Ledit « éminent » professeur lui lança un regard assassin.

-« Effectivement Revali, je ne comprendrais jamais ce que vous, les fumeurs, pouvez trouver comme intérêt à vous ruiner la santé de cette façon stupide. Mais après tout, plus vous disparaitrez rapidement de la surface de cette Terre, mieux je me porterai. » fit-il dans un sourire mauvais.

La jeune femme éclata de rire puis contourna son professeur. Arrivée à ses côtés, elle se hissa légèrement pour se mettre à la hauteur de son professeur.

-« Si tel est le cas, pourquoi m'avoir sauvée la dernière fois ? » lui glissa-t-elle à l'oreille d'une voix douce mais ô-combien chargée d'ironie.

Le professeur, qui s'était figé, se reprit rapidement. Il tourna son visage vers elle et l'observa de longues secondes.

-« Je me le demande bien moi-même » lui dit-il d'une voix grave.

June lui sourit, franchement amusée. Elle continua alors sa route sans se retourner.
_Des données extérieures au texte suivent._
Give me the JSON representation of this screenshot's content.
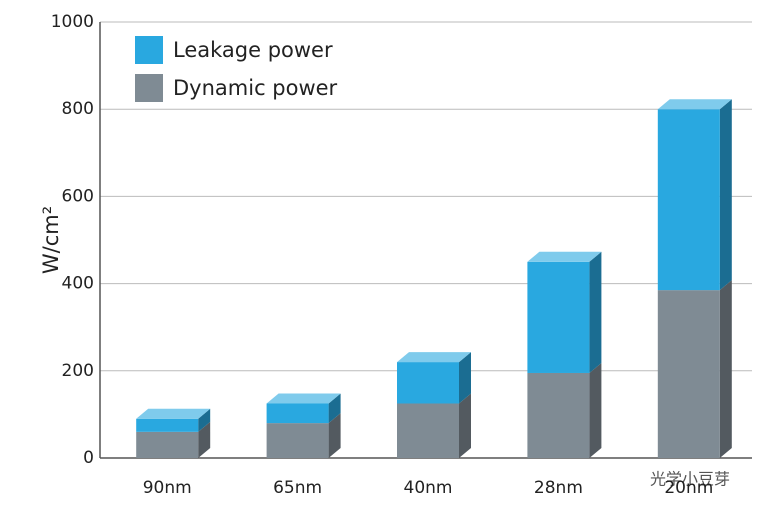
{
  "chart_data": {
    "type": "bar",
    "stacked": true,
    "three_d": true,
    "y_label": "W/cm²",
    "categories": [
      "90nm",
      "65nm",
      "40nm",
      "28nm",
      "20nm"
    ],
    "series": [
      {
        "name": "Leakage power",
        "color": "#29a8e0",
        "values": [
          30,
          45,
          95,
          255,
          415
        ]
      },
      {
        "name": "Dynamic power",
        "color": "#7f8b94",
        "values": [
          60,
          80,
          125,
          195,
          385
        ]
      }
    ],
    "ylim": [
      0,
      1000
    ],
    "yticks": [
      0,
      200,
      400,
      600,
      800,
      1000
    ],
    "grid": true,
    "legend": "top-left",
    "watermark": "光学小豆芽"
  }
}
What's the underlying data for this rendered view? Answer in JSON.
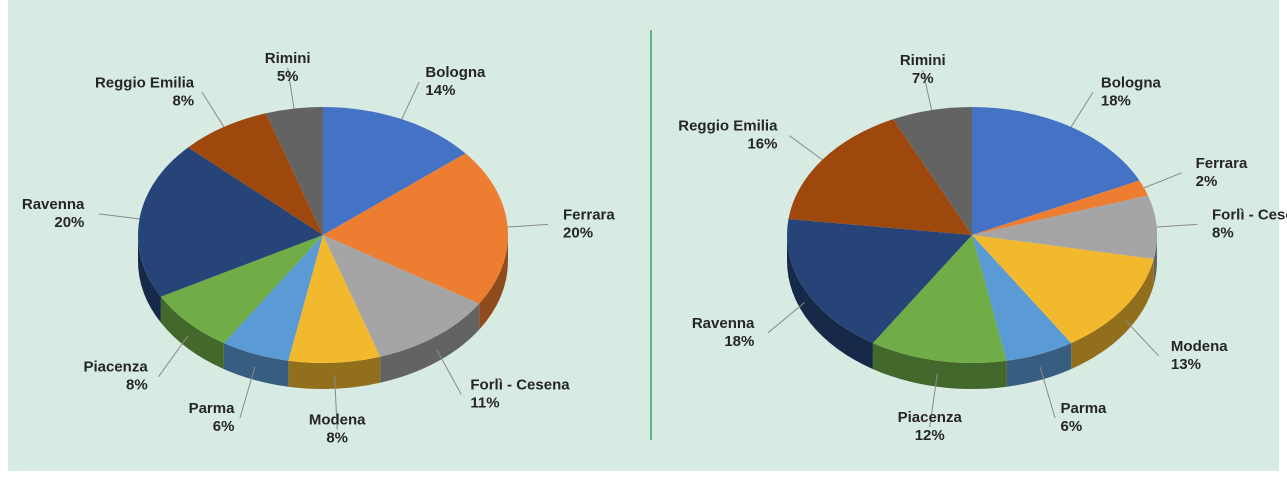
{
  "chart_data": [
    {
      "type": "pie",
      "categories": [
        "Bologna",
        "Ferrara",
        "Forlì - Cesena",
        "Modena",
        "Parma",
        "Piacenza",
        "Ravenna",
        "Reggio Emilia",
        "Rimini"
      ],
      "values": [
        14,
        20,
        11,
        8,
        6,
        8,
        20,
        8,
        5
      ],
      "value_labels": [
        "14%",
        "20%",
        "11%",
        "8%",
        "6%",
        "8%",
        "20%",
        "8%",
        "5%"
      ],
      "colors": [
        "#4472c4",
        "#ed7d31",
        "#a5a5a5",
        "#f2b92e",
        "#5b9bd5",
        "#70ad47",
        "#264478",
        "#9e480e",
        "#636363"
      ]
    },
    {
      "type": "pie",
      "categories": [
        "Bologna",
        "Ferrara",
        "Forlì - Cesena",
        "Modena",
        "Parma",
        "Piacenza",
        "Ravenna",
        "Reggio Emilia",
        "Rimini"
      ],
      "values": [
        18,
        2,
        8,
        13,
        6,
        12,
        18,
        16,
        7
      ],
      "value_labels": [
        "18%",
        "2%",
        "8%",
        "13%",
        "6%",
        "12%",
        "18%",
        "16%",
        "7%"
      ],
      "colors": [
        "#4472c4",
        "#ed7d31",
        "#a5a5a5",
        "#f2b92e",
        "#5b9bd5",
        "#70ad47",
        "#264478",
        "#9e480e",
        "#636363"
      ]
    }
  ]
}
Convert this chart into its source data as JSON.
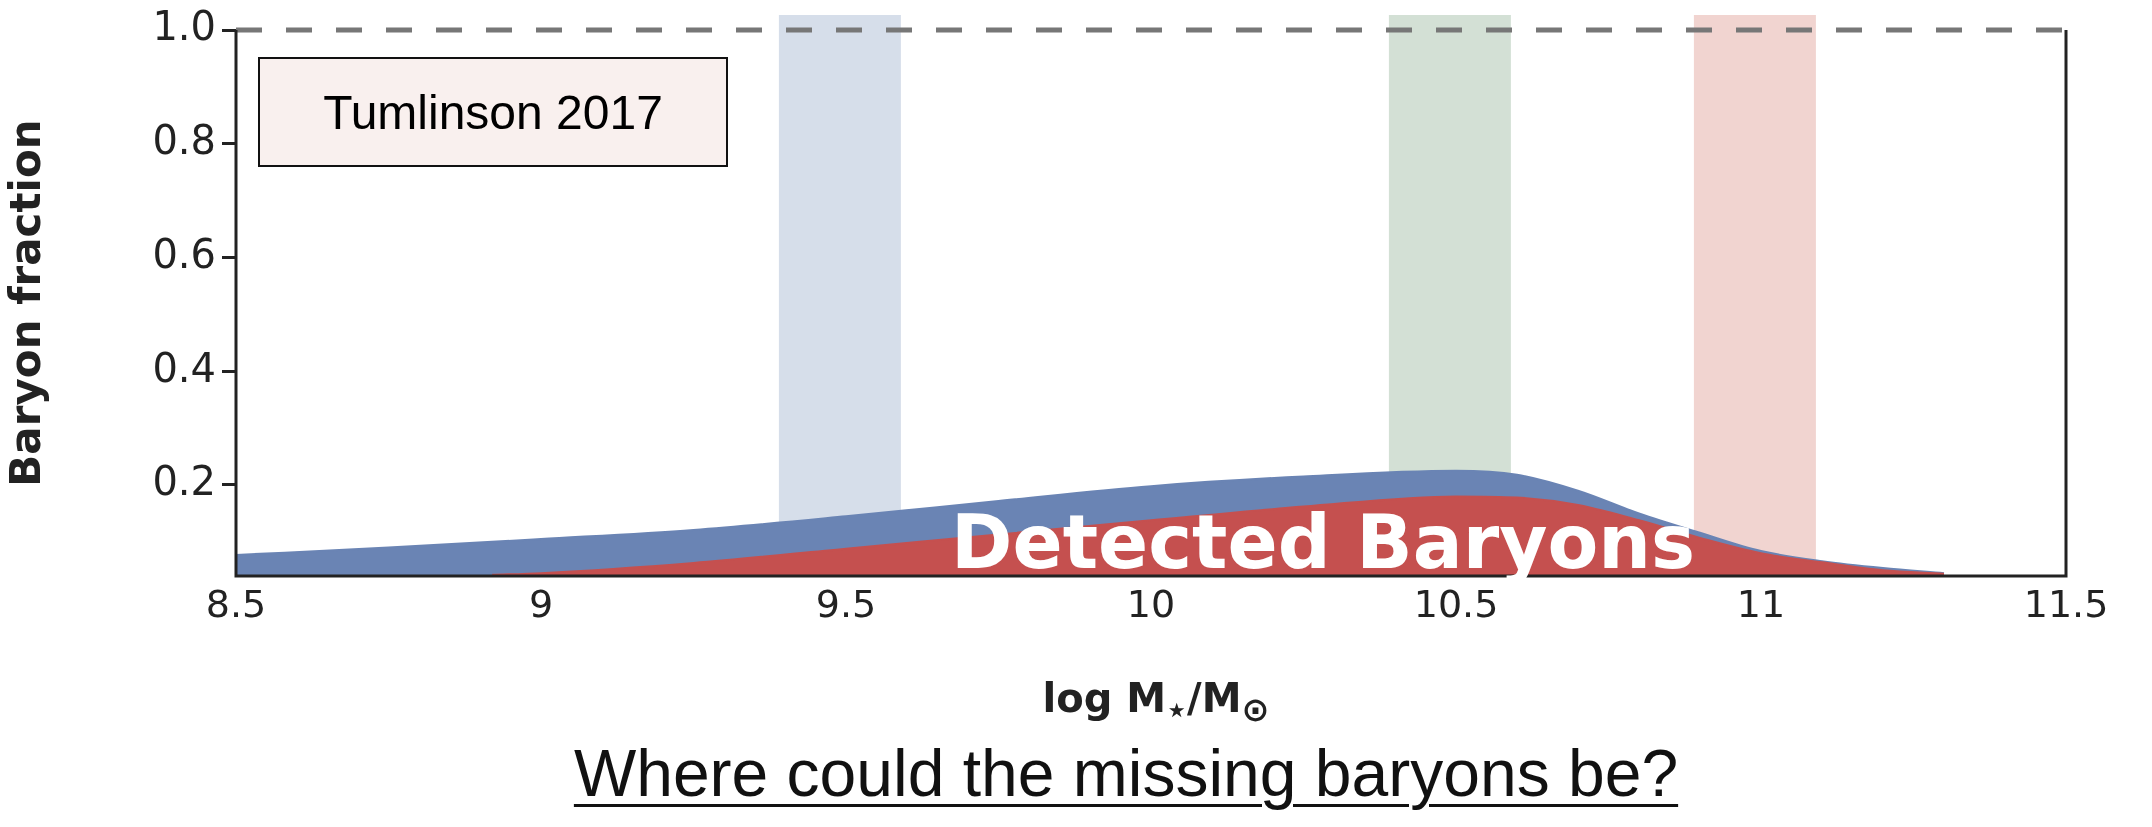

Le potionniste eut un pincement de lèvres puis reprit lui aussi sa route dans l'autre sens. Il allait pouvoir rassurer Albus, la jeune Revali n'avait pas reçu un « détraqueur miniature » pour son anniversaire. Car oui, il avait bien entendu la discussion de ses élèves. Il savait à présent que c'était son anniversaire. Mais jamais il ne s'abaisserait à le souhaiter à un seul de ces insupportables cornichons.